PALINGENESI

Vi sono parole che incutono timore reverenziale, tanto sono paludate. Una è palingenesi che odora subito di incenso e fa pensare al chiuso di una chiesa, sempre un pochino lugubre. Ma non lasciatevi prendere dal senso di fastidio, perché non è di questo che voglio parlarvi.

L'etimologia della parola è delle più semplici: viene da "palin" che vuol dire "di nuovo" e "genesis" "nascita", origine, che quindi significa "rinascita". "Genesis" proviene dal verbo greco "gennào", genero, creo e da esso viene anche "gente", la moltitudine dei "creati". Come tutti sapete è il primo libro della Bibbia, che si chiama così perché parla della creazione del mondo; in ebraico "Berescit", "In principio", che secondo l'uso ebraico, sono le prime parole del libro.

Rinascita è una parola impegnativa. Banalizzando, si potrebbe dire che siamo di fronte al tema ricorrente del nuovo inizio, quello a cui banalmente appunto, si dice che ognuno abbia diritto, dopo aver sbagliato. Ma in realtà la cosa è molto più complessa e richiederebbe un esame più approfondito, ma il fatto è che non si sa da dove cominciare. La palingenesi sovrasta, con millenni di storia. Teorie filosofiche fin dall'antichità e diatribe religiose o pseudo-religiose se ne sono appropriate come un terreno di loro esclusiva competenza. Ed a loro la lasciamo. Ma l'origine della palingenesi è anteriore ad almeno alcune delle religioni che se ne sono impossessate ed io intendo parlarne liberamente in modo laico e generico. Rinascita, quindi rinnovamento, rigenerazione, una nuova opportunità, un secondo, o terzo o ennesimo inizio. Ma anche quindi ritorno, alle origini, al senso e alle abitudini perdute, al buono che c'era nella cose e che è andato perso.
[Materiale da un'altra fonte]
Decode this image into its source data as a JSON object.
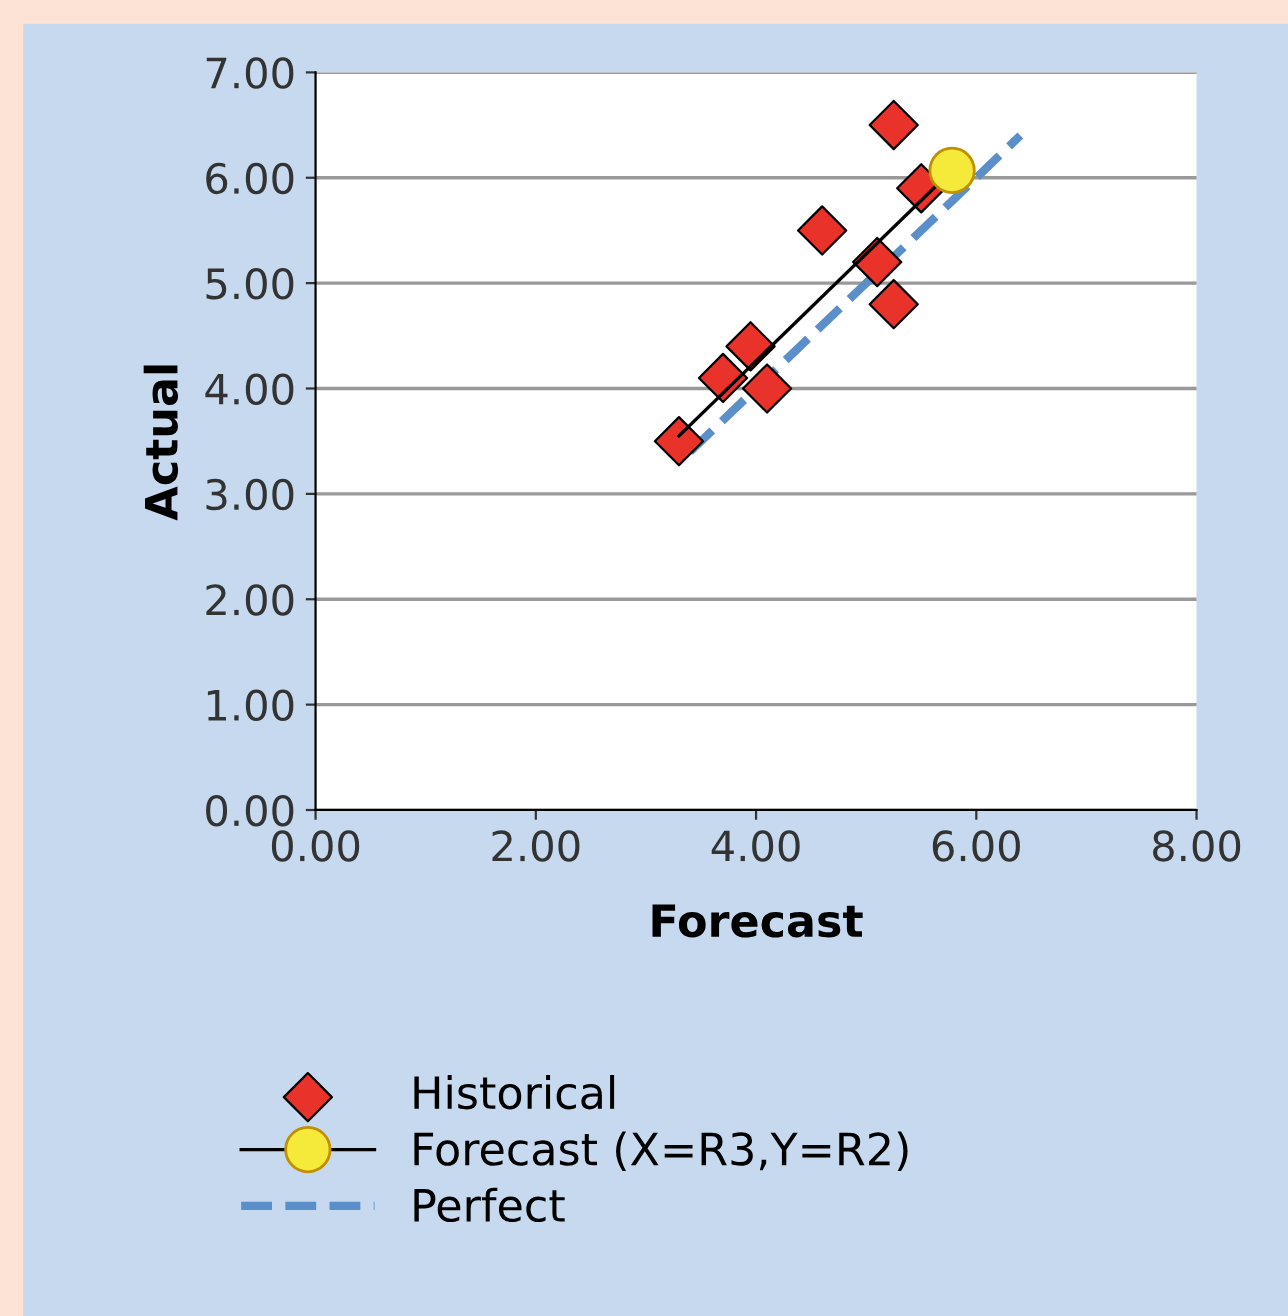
{
  "chart_data": {
    "type": "scatter",
    "xlabel": "Forecast",
    "ylabel": "Actual",
    "xlim": [
      0,
      8
    ],
    "ylim": [
      0,
      7
    ],
    "xticks": [
      {
        "value": 0,
        "label": "0.00"
      },
      {
        "value": 2,
        "label": "2.00"
      },
      {
        "value": 4,
        "label": "4.00"
      },
      {
        "value": 6,
        "label": "6.00"
      },
      {
        "value": 8,
        "label": "8.00"
      }
    ],
    "yticks": [
      {
        "value": 0,
        "label": "0.00"
      },
      {
        "value": 1,
        "label": "1.00"
      },
      {
        "value": 2,
        "label": "2.00"
      },
      {
        "value": 3,
        "label": "3.00"
      },
      {
        "value": 4,
        "label": "4.00"
      },
      {
        "value": 5,
        "label": "5.00"
      },
      {
        "value": 6,
        "label": "6.00"
      },
      {
        "value": 7,
        "label": "7.00"
      }
    ],
    "grid": "y",
    "legend": "bottom",
    "series": [
      {
        "name": "Historical",
        "marker": "diamond",
        "color": "#e8322a",
        "x": [
          3.3,
          3.7,
          3.95,
          4.1,
          4.6,
          5.1,
          5.25,
          5.25,
          5.5
        ],
        "values": [
          3.5,
          4.1,
          4.4,
          4.0,
          5.5,
          5.2,
          4.8,
          6.5,
          5.9
        ]
      },
      {
        "name": "Forecast (X=R3,Y=R2)",
        "type": "line",
        "marker": "circle",
        "line_style": "solid",
        "color": "#000000",
        "x": [
          3.3,
          5.78
        ],
        "values": [
          3.55,
          6.07
        ]
      },
      {
        "name": "Perfect",
        "type": "line",
        "marker": "none",
        "line_style": "dashed",
        "color": "#5b8fc9",
        "x": [
          3.4,
          6.4
        ],
        "values": [
          3.4,
          6.4
        ]
      }
    ]
  }
}
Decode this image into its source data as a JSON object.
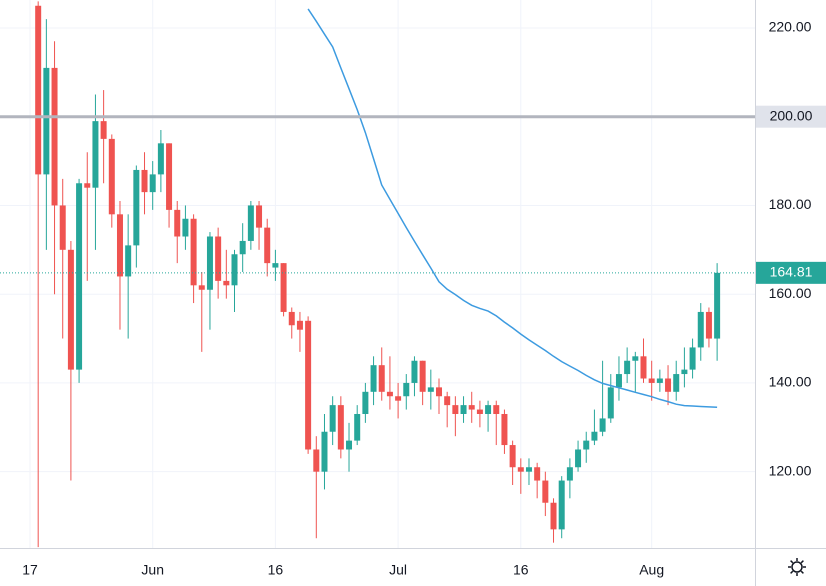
{
  "chart_data": {
    "type": "candlestick",
    "categories": [
      "17",
      null,
      null,
      null,
      null,
      null,
      null,
      null,
      null,
      null,
      null,
      null,
      null,
      null,
      null,
      "Jun",
      null,
      null,
      null,
      null,
      null,
      null,
      null,
      null,
      null,
      null,
      null,
      null,
      null,
      null,
      "16",
      null,
      null,
      null,
      null,
      null,
      null,
      null,
      null,
      null,
      null,
      null,
      null,
      null,
      null,
      "Jul",
      null,
      null,
      null,
      null,
      null,
      null,
      null,
      null,
      null,
      null,
      null,
      null,
      null,
      null,
      "16",
      null,
      null,
      null,
      null,
      null,
      null,
      null,
      null,
      null,
      null,
      null,
      null,
      null,
      null,
      null,
      "Aug",
      null,
      null,
      null,
      null,
      null,
      null,
      null,
      null
    ],
    "open": [
      null,
      225,
      187,
      211,
      180,
      170,
      143,
      185,
      184,
      199,
      195,
      178,
      164,
      171,
      188,
      183,
      187,
      194,
      179,
      173,
      177,
      162,
      161,
      173,
      163,
      162,
      169,
      172,
      180,
      175,
      166,
      167,
      156,
      154,
      154,
      125,
      120,
      129,
      135,
      125,
      127,
      133,
      138,
      144,
      138,
      137,
      137,
      140,
      145,
      138,
      139,
      137,
      135,
      133,
      135,
      134,
      133,
      135,
      133,
      126,
      121,
      120,
      121,
      118,
      113,
      107,
      118,
      121,
      125,
      127,
      129,
      132,
      139,
      142,
      145,
      146,
      141,
      140,
      141,
      138,
      142,
      143,
      148,
      156,
      150
    ],
    "high": [
      null,
      226,
      222,
      217,
      186,
      172,
      186,
      192,
      205,
      206,
      196,
      181,
      178,
      189,
      192,
      190,
      197,
      194,
      181,
      180,
      178,
      165,
      174,
      175,
      170,
      170,
      176,
      181,
      181,
      177,
      170,
      167,
      157,
      156,
      155,
      128,
      133,
      137,
      137,
      131,
      135,
      140,
      146,
      148,
      146,
      140,
      142,
      146,
      145,
      143,
      141,
      138,
      137,
      137,
      138,
      136,
      136,
      136,
      134,
      127,
      123,
      123,
      122,
      120,
      114,
      119,
      123,
      127,
      129,
      134,
      145,
      142,
      146,
      148,
      147,
      150,
      145,
      143,
      144,
      145,
      148,
      150,
      158,
      157,
      167
    ],
    "low": [
      null,
      103,
      170,
      160,
      150,
      118,
      140,
      163,
      170,
      185,
      175,
      152,
      150,
      166,
      178,
      179,
      183,
      175,
      167,
      170,
      158,
      147,
      152,
      159,
      159,
      156,
      165,
      170,
      170,
      164,
      163,
      155,
      150,
      147,
      124,
      105,
      116,
      126,
      123,
      120,
      126,
      131,
      135,
      136,
      134,
      132,
      134,
      137,
      135,
      134,
      133,
      130,
      128,
      131,
      131,
      130,
      129,
      126,
      124,
      117,
      115,
      117,
      114,
      110,
      104,
      105,
      114,
      120,
      122,
      126,
      128,
      131,
      136,
      140,
      138,
      140,
      136,
      138,
      135,
      136,
      139,
      141,
      145,
      148,
      145
    ],
    "close": [
      null,
      187,
      211,
      180,
      170,
      143,
      185,
      184,
      199,
      195,
      178,
      164,
      171,
      188,
      183,
      187,
      194,
      179,
      173,
      177,
      162,
      161,
      173,
      163,
      162,
      169,
      172,
      180,
      175,
      167,
      167,
      156,
      153,
      152,
      125,
      120,
      129,
      135,
      125,
      127,
      133,
      138,
      144,
      138,
      137,
      136,
      140,
      145,
      138,
      139,
      137,
      135,
      133,
      135,
      134,
      133,
      135,
      133,
      126,
      121,
      120,
      121,
      118,
      113,
      107,
      118,
      121,
      125,
      127,
      129,
      132,
      139,
      142,
      145,
      146,
      141,
      140,
      141,
      138,
      142,
      143,
      148,
      156,
      150,
      164.81
    ],
    "up_color": "#26a69a",
    "down_color": "#ef5350",
    "ma": {
      "color": "#3d9be0",
      "values": [
        null,
        null,
        null,
        null,
        null,
        null,
        null,
        null,
        null,
        null,
        null,
        null,
        null,
        null,
        null,
        null,
        null,
        null,
        null,
        null,
        null,
        null,
        null,
        null,
        null,
        null,
        null,
        null,
        null,
        null,
        null,
        null,
        null,
        null,
        224.3,
        221.5,
        218.6,
        215.7,
        211,
        206.3,
        201.6,
        196.4,
        190.5,
        184.6,
        181.4,
        178.2,
        175,
        171.9,
        168.9,
        165.9,
        162.8,
        161.1,
        159.9,
        158.6,
        157.5,
        156.8,
        156.2,
        155.1,
        153.7,
        152.4,
        151,
        149.7,
        148.5,
        147.3,
        146,
        144.8,
        143.8,
        142.8,
        141.7,
        140.7,
        139.9,
        139.4,
        138.9,
        138.4,
        137.9,
        137.4,
        136.9,
        136.3,
        135.8,
        135.2,
        134.9,
        134.8,
        134.7,
        134.6,
        134.5
      ]
    },
    "ylim": [
      102.8,
      226.3
    ],
    "yticks": [
      {
        "value": 120,
        "label": "120.00"
      },
      {
        "value": 140,
        "label": "140.00"
      },
      {
        "value": 160,
        "label": "160.00"
      },
      {
        "value": 180,
        "label": "180.00"
      },
      {
        "value": 220,
        "label": "220.00"
      }
    ],
    "grid": true,
    "hline": {
      "value": 200,
      "label": "200.00",
      "color": "#b2b5be"
    },
    "last_price": {
      "value": 164.81,
      "label": "164.81",
      "color": "#26a69a"
    }
  }
}
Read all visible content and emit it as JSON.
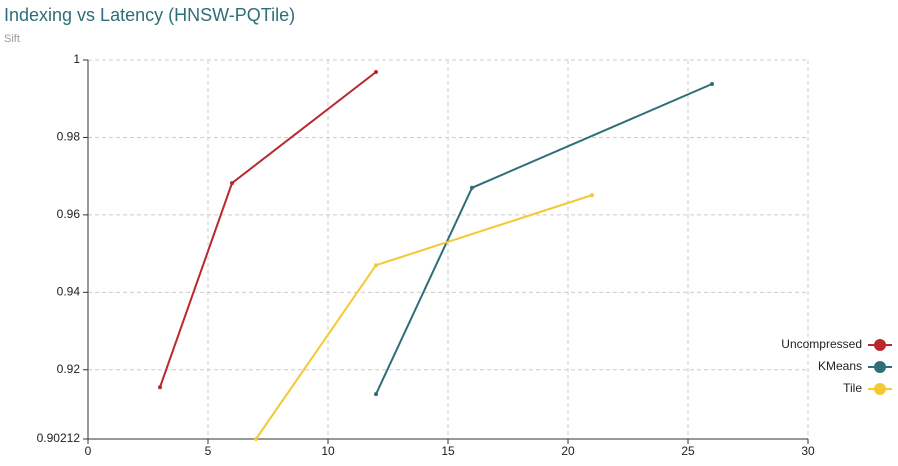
{
  "chart_data": {
    "type": "line",
    "title": "Indexing vs Latency (HNSW-PQTile)",
    "subtitle": "Sift",
    "series": [
      {
        "name": "Uncompressed",
        "color": "#b8282d",
        "x": [
          3,
          6,
          12
        ],
        "values": [
          0.9155,
          0.9682,
          0.9969
        ]
      },
      {
        "name": "KMeans",
        "color": "#2e6e78",
        "x": [
          12,
          16,
          26
        ],
        "values": [
          0.9137,
          0.967,
          0.9938
        ]
      },
      {
        "name": "Tile",
        "color": "#f5c833",
        "x": [
          7,
          12,
          21
        ],
        "values": [
          0.90212,
          0.947,
          0.9651
        ]
      }
    ],
    "xlim": [
      0,
      30
    ],
    "xticks": [
      0,
      5,
      10,
      15,
      20,
      25,
      30
    ],
    "ylim": [
      0.90212,
      1
    ],
    "yticks": [
      0.90212,
      0.92,
      0.94,
      0.96,
      0.98,
      1
    ],
    "grid": true,
    "legend": "right"
  }
}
Palingenesi (Foto scattata presso Arte Sella TN) - 2017

La palingenesi riguarda in primo luogo lo spirito, è una fuga dall'ombra, una catarsi (acc.! Ci risiamo con questa puzza di ceri), un disvelamento, non della verità, che ormai sappiamo essere cosa relativa e sfuggente, quindi non la cerchiamo più, ma di qualcosa che è vicina a noi ma non vediamo ancora. Il rinnovamento che tutti auspichiamo a parole, ma neghiamo nei fatti, ha molti risvolti e potrebbe veramente avvenire, sol che l'umanità smettesse di essere come è. Palingenesi sociale, politica e morale, ce n'è per tutti i gusti. In ognuno di questi campi, noi ora siamo al livello più basso ed è inutile rimbalzarsi di chi è la colpa. Ci sarebbe molto da dire. Ma non è compito mio.

Soffermiamoci solo per un attimo, non per fare il solito "peana'" ma per gridare al mondo, ma dove siamo finiti? Non mi risulta che Gesù nelle sue predicazioni l'abbia mai usata, ma la palingenesi era in tutti i suoi insegnamenti; duemila anni di cristianesimo non ci hanno scalfito minimamente e siamo sempre più simili a quella plebaglia che preferì Barabba a lui.

E ancora lo condanneremmo, se tornasse.

Centocinquantasette anni di storia unitaria, ci trovano sempre più divisi; la politica nobile degli inizi, oggi è decaduta a cosa vile e disdicevole buona per intriganti e corrotti. I nostri destini ora sono nelle mani di un Salvini gradassone, un Di Maio puntiglioso, statista improvvisato, Berlusconi una salma imbalsamata ancora sotto impeachment e in attesa di una sentenza di Strasburgo come ultima spiaggia politica, l'incorreggibile Renzi ed il "nuovo che avanza" con Bersani, Fratoianni e Pisapia (e l'improbabile Grasso).

Non penso a me e a quelli della mia generazione e dintorni, che presto potremmo disinteressarci di queste miserie, ma ai giovani, che il nostro comportamento ha scoraggiato dall'impegno civile e politico e si ritroveranno sempre peggio, se, come potrebbe avvenire già alle prossime elezioni di marzo, dovessero prevalere i peggiori.

Dio solo sa (1) quanto avremmo bisogno di una palingenesi generale! Non mala tempora currunt, sed peiora.

(1) Uno dei precetti della religione cattolica vieta di nominare il nome di Dio invano (quando non serve). Noi invece lo facciamo correntemente, come modo di dire, o come esclamazione. Non per disprezzo della norma, credo, ma perché siamo abituati a rivolgerci a lui, credenti e non credenti, intimamente e sempre con un senso di rispetto, come paradossalmente, ma anche genialmente appare evidente nella espressione scherzosa ma solo in apparenza, "ateo per grazia di Dio", nel senso che, se esistesse, anche lui approverebbe la scelta negazionista.